Há também um tom intermitente e desagradável de antissemitismo no livro (que já havia aparecido esporadicamente nos escritos de Fujii na imprensa nissei do pré-guerra). Por exemplo, Fujii rejeita uma publicação rival, o Malaya Tribune , como uma ferramenta dos seus proprietários capitalistas chineses e judeus. “[Foi] a capital chinesa que permaneceu, juntamente com a ganância judaica, que fez o Malaya Tribune se prostituir com a propaganda de Chungking. No geral, o Malaya Tribune era um jornal mal editado. No seu esforço para agradar tanto a sua gestão judaica como o apoio de Chungking, o Tribune era, na melhor das hipóteses, um jornal barato e sensacional.”

Os escritos de John Fujii no Singapore Herald antes da guerra fizeram dele uma figura controversa. Durante a Segunda Guerra Mundial foram publicados dois livros que comentavam sobre ele. Em seu livro de 1943, Suez to Singapore , o correspondente de rádio da CBS Cecil Brown o chamou de "Johnny Fuji, o espião japonês". De acordo com Brown, Fujii era um agente japonês que esteve estacionado em Singapura nos meses anteriores a Pearl Harbor para entreter dignitários americanos visitantes, jornalistas e outros em bares e jantares, e induzi-los a oferecer informações confidenciais.

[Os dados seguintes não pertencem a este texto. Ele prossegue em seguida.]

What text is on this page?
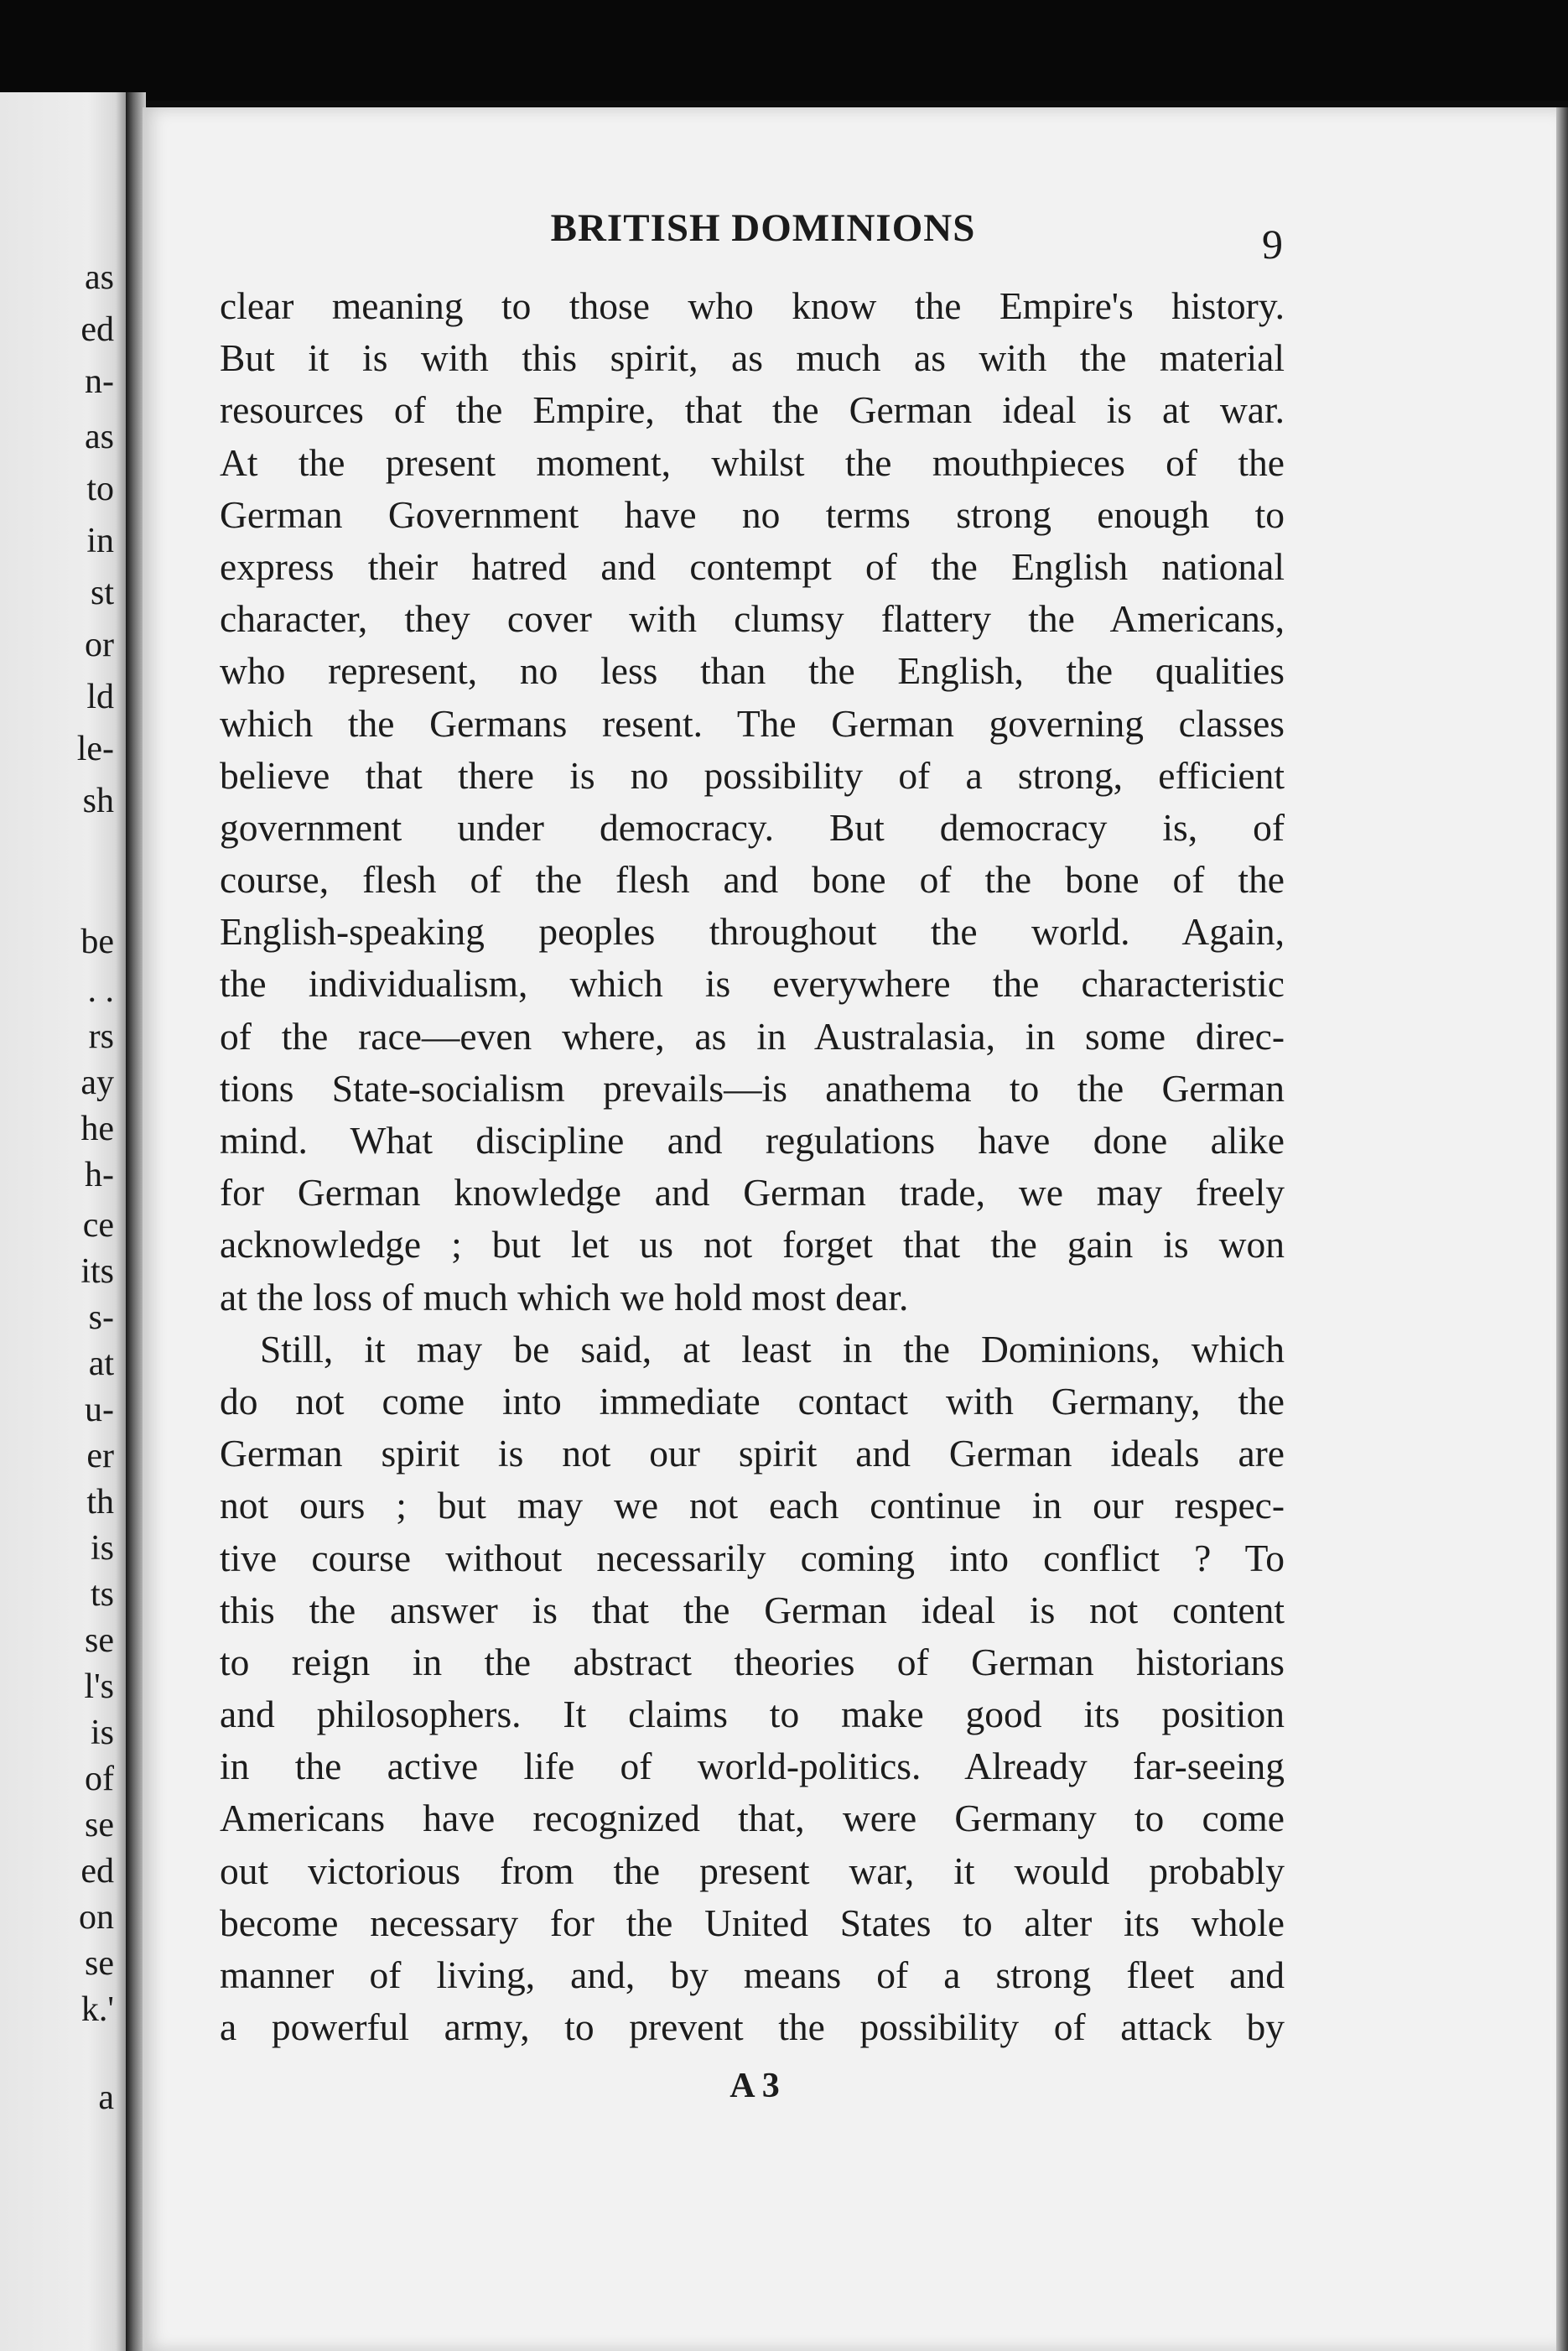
as
ed
n-
as
to
in
st
or
ld
le-
sh
be
. .
rs
ay
he
h-
ce
its
s-
at
u-
er
th
is
ts
se
l's
is
of
se
ed
on
se
k.'
a
BRITISH DOMINIONS	9
clear meaning to those who know the Empire's history.
But it is with this spirit, as much as with the material
resources of the Empire, that the German ideal is at war.
At the present moment, whilst the mouthpieces of the
German Government have no terms strong enough to
express their hatred and contempt of the English national
character, they cover with clumsy flattery the Americans,
who represent, no less than the English, the qualities
which the Germans resent. The German governing classes
believe that there is no possibility of a strong, efficient
government under democracy. But democracy is, of
course, flesh of the flesh and bone of the bone of the
English-speaking peoples throughout the world. Again,
the individualism, which is everywhere the characteristic
of the race—even where, as in Australasia, in some direc-
tions State-socialism prevails—is anathema to the German
mind. What discipline and regulations have done alike
for German knowledge and German trade, we may freely
acknowledge ; but let us not forget that the gain is won
at the loss of much which we hold most dear.
Still, it may be said, at least in the Dominions, which
do not come into immediate contact with Germany, the
German spirit is not our spirit and German ideals are
not ours ; but may we not each continue in our respec-
tive course without necessarily coming into conflict ? To
this the answer is that the German ideal is not content
to reign in the abstract theories of German historians
and philosophers. It claims to make good its position
in the active life of world-politics. Already far-seeing
Americans have recognized that, were Germany to come
out victorious from the present war, it would probably
become necessary for the United States to alter its whole
manner of living, and, by means of a strong fleet and
a powerful army, to prevent the possibility of attack by
A 3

Os amigos nisseis de Fujii, como Larry Tajiri, que sabiam de seu gosto por sair pela cidade, responderam acusando Brown de ter confundido tal simpatia com um esforço de inspiração oficial para obter informações. Em vez disso, afirmaram de forma bastante pungente, estas foram as ações de um americano com saudades de casa que queria desesperadamente falar com alguém do seu país de origem." Mark J. Gayn, uma autoridade em assuntos do Extremo Oriente que frequentou a escola com Fujii no Pomona College, também fez o mesmo. teve uma visão mais generosa em suas memórias de 1944, Journey from the East , vendo Fujii principalmente como uma vítima das circunstâncias.

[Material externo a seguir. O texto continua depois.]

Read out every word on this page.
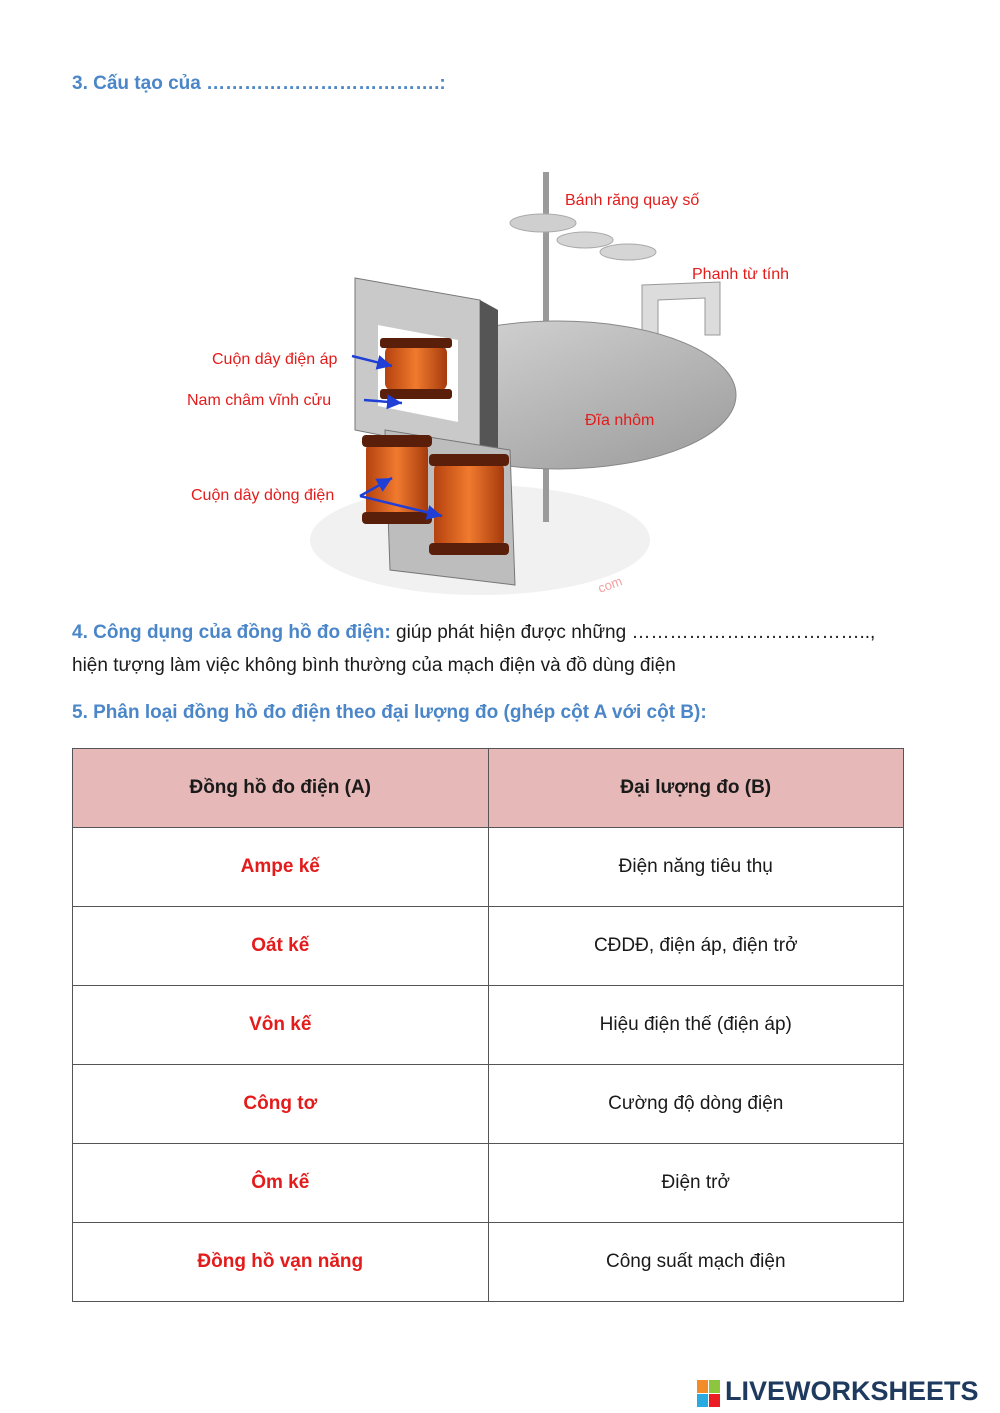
3. Cấu tạo của ……………………………….:
Bánh răng quay số
Phanh từ tính
Cuộn dây điện áp
Nam châm vĩnh cửu
Đĩa nhôm
Cuộn dây dòng điện
com
4. Công dụng của đồng hồ đo điện: giúp phát hiện được những ………………………………..,
hiện tượng làm việc không bình thường của mạch điện và đồ dùng điện
5. Phân loại đồng hồ đo điện theo đại lượng đo (ghép cột A với cột B):
Đồng hồ đo điện (A)	Đại lượng đo (B)
Ampe kế	Điện năng tiêu thụ
Oát kế	CĐDĐ, điện áp, điện trở
Vôn kế	Hiệu điện thế (điện áp)
Công tơ	Cường độ dòng điện
Ôm kế	Điện trở
Đồng hồ vạn năng	Công suất mạch điện
LIVEWORKSHEETS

Morning Tribune (27 de junho de 1946)

Mesmo depois do fim da guerra, Fujii permaneceu controverso. Em 1946, o jornal Morning Tribune, de Singapura, noticiou a informação chocante de que “Johnny Fuji”, o homem da cidade e ex-agente japonês, estava agora foragido na cidade, ganhando dinheiro como intérprete para os ocupantes australianos e circulando num jipe ​​usando um terno branco e topee solar. Seu artigo apresentava na página um um conjunto de citações anti-britânicas do Singapore Assignment , ao qual se referia como um “livro notório e distorcido pelas notícias”. Pouco depois, o colunista Leonard Lyons relatou com choque que Fujii tinha regressado ao Japão, onde foi examinado pelas autoridades de ocupação dos EUA e aprovado para um emprego num serviço de notícias americano (INS).

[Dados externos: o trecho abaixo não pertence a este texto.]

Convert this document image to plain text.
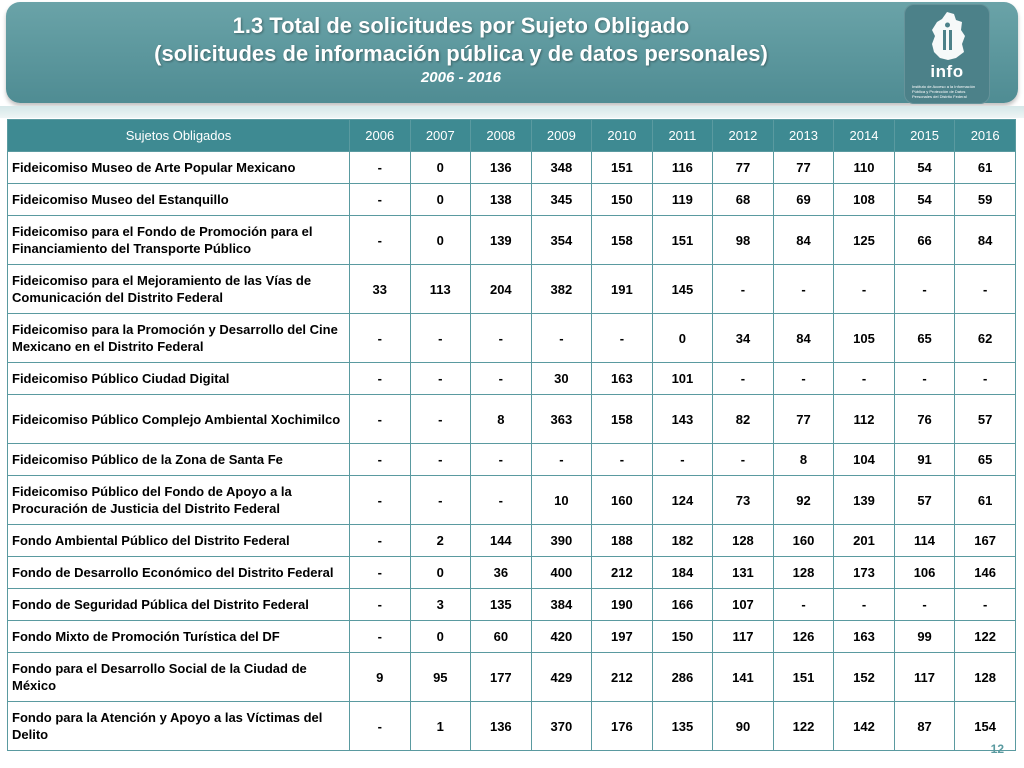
1.3 Total de solicitudes por Sujeto Obligado
(solicitudes de información pública y de datos personales)
2006 - 2016	info
Instituto de Acceso a la Información Pública y Protección de Datos Personales del Distrito Federal
Sujetos Obligados	2006	2007	2008	2009	2010	2011	2012	2013	2014	2015	2016
Fideicomiso Museo de Arte Popular Mexicano	-	0	136	348	151	116	77	77	110	54	61
Fideicomiso Museo del Estanquillo	-	0	138	345	150	119	68	69	108	54	59
Fideicomiso para el Fondo de Promoción para el Financiamiento del Transporte Público	-	0	139	354	158	151	98	84	125	66	84
Fideicomiso para el Mejoramiento de las Vías de Comunicación del Distrito Federal	33	113	204	382	191	145	-	-	-	-	-
Fideicomiso para la Promoción y Desarrollo del Cine Mexicano en el Distrito Federal	-	-	-	-	-	0	34	84	105	65	62
Fideicomiso Público Ciudad Digital	-	-	-	30	163	101	-	-	-	-	-
Fideicomiso Público Complejo Ambiental Xochimilco	-	-	8	363	158	143	82	77	112	76	57
Fideicomiso Público de la Zona de Santa Fe	-	-	-	-	-	-	-	8	104	91	65
Fideicomiso Público del Fondo de Apoyo a la Procuración de Justicia del Distrito Federal	-	-	-	10	160	124	73	92	139	57	61
Fondo Ambiental Público del Distrito Federal	-	2	144	390	188	182	128	160	201	114	167
Fondo de Desarrollo Económico del Distrito Federal	-	0	36	400	212	184	131	128	173	106	146
Fondo de Seguridad Pública del Distrito Federal	-	3	135	384	190	166	107	-	-	-	-
Fondo Mixto de Promoción Turística del DF	-	0	60	420	197	150	117	126	163	99	122
Fondo para el Desarrollo Social de la Ciudad de México	9	95	177	429	212	286	141	151	152	117	128
Fondo para la Atención y Apoyo a las Víctimas del Delito	-	1	136	370	176	135	90	122	142	87	154
12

Qual foi a atitude de Fujii em relação à sua identidade e às suas ações durante a guerra? Uma pista útil pode ser uma resenha que ele fez no Yomiuri English News da primeira edição do romance memorável de John Okada de 1957, No-No Boy. Fujii começou a sua análise dando uma versão curiosa da história da Ordem Executiva 9066: “A eclosão da Segunda Guerra Mundial lançou-os todos para campos de concentração ao estilo americano, dos quais a maioria se voluntariou ou foi recrutada para as forças armadas dos EUA. Os niseis lutaram heroicamente como a 442ª Equipe de Combate Regimental para provar que eram “bons americanos”. Mas depois da guerra, muitos descobriram que a batalha tinha acabado de começar.” (Não se sabe se a experiência do irmão de Fujii, Henry, que foi confinado no campo e mais tarde alistado no Exército dos EUA, desempenhou um papel nesta concepção totalmente masculina e militarista da geração Nisei).

Fujii prosseguiu descrevendo os nisseis de forma pouco lisonjeira como procurando a sua identidade num país que os aceitava apenas parcialmente, como acontece com outros “americanos hifenizados”, e estando “cheios de tanta amargura”. Em contraste, aqueles (implicitamente como ele) que abraçaram o Japão estavam em paz consigo mesmos. “Muitos niseis que buscaram uma identidade desistiram de sua terra natal e retornaram ao Japão antes da guerra. Eles tiveram suas tribulações, seu período de adaptação durante a guerra, enquanto tentavam se encaixar em uma sociedade que era governada por kempeis [ Kempeitai , polícia secreta militar japonesa] e pelos sargentos brutais. Mas estes nipo-americanos, que abandonaram a segunda metade da sua nomenclatura hifenizada, serviram nos corpos de inteligência japoneses, como repórteres de combate na linha da frente, como interceptadores de voz em submarinos e como intérpretes durante as cerimónias de rendição. Poucos destes indivíduos admitirão qualquer arrependimento, se é que os têm, nesta fase avançada.”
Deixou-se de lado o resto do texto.